Satellite navigation has been around for the last few decades courtesy of the American military controlled GPS system (Global Positioning System). The GPS network is currently the World’s only GNSS (global navigation satellite system, although Europe, Russia and China are developing their own.
GNSS systems like GPS are based on the same principle. A constellation of satellites orbiting the Earth each have onboard an atomic clock. These clocks are accurate to within a few microseconds and it is this time-telling accuracy that allows satellite navigation possible.
The GPS satellite continually transmits its location along with the time told by its atomic clock. It is this information that is received by a satellite navigation unit that works out how long the message took to arrive from the satellite and therefore the distance away from it. By using four or more satellites a GPS receiver can triangulate its exact position.

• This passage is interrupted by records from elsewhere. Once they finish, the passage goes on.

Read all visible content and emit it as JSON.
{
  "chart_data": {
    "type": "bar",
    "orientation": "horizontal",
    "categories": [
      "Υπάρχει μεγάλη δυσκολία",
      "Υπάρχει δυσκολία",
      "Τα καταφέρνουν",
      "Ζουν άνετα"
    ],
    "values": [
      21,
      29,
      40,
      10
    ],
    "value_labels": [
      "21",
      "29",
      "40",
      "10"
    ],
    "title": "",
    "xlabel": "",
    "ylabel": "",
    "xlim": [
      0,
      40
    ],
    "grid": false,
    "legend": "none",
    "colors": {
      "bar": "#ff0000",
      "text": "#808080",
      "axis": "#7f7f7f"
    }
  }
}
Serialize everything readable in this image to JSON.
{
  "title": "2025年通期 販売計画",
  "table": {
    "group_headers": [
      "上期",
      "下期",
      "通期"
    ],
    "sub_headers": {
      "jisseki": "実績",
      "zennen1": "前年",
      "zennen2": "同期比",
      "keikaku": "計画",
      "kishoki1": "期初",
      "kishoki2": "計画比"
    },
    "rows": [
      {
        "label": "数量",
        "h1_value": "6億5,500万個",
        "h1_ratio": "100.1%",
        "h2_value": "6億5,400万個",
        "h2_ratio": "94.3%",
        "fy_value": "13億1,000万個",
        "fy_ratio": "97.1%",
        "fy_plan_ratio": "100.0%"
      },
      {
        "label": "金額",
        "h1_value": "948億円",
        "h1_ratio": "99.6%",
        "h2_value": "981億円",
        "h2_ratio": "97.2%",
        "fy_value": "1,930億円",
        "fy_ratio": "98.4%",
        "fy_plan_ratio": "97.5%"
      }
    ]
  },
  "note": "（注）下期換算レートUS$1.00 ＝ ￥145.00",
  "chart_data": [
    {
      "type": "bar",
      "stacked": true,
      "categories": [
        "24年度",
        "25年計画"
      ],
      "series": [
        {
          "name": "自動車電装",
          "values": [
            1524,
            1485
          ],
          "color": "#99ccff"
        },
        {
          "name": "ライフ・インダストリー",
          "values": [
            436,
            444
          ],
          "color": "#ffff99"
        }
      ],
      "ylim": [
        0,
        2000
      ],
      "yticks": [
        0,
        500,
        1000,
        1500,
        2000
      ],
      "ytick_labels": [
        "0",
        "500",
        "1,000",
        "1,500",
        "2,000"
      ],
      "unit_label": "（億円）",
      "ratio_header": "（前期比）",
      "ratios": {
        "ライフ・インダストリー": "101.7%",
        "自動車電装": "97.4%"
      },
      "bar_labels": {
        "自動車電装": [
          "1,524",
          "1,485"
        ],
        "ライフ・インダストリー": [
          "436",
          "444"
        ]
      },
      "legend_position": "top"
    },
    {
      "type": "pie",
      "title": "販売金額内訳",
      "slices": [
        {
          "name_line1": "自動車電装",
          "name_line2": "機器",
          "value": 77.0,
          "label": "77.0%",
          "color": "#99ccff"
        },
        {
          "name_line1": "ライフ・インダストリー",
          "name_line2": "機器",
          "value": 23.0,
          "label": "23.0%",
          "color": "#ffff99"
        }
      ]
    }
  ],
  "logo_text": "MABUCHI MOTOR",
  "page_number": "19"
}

Atomic clocks have to be used onboard the satellites as even tiny inaccuracies in time could cause huge errors in navigation. The signals from the satellites travel at the speed of light which can manage 300,000 km every second so even a millisecond out would make the satellite navigation inaccurate by hundreds of kilometres.
Because of its accuracy, this timing signal broadcast from the onboard atomic clocks can be utilised as a source of UTC time by a GPS time server. A GPS antenna connected to a dedicated time server can synchronise a computer network to within a few milliseconds of UTC time.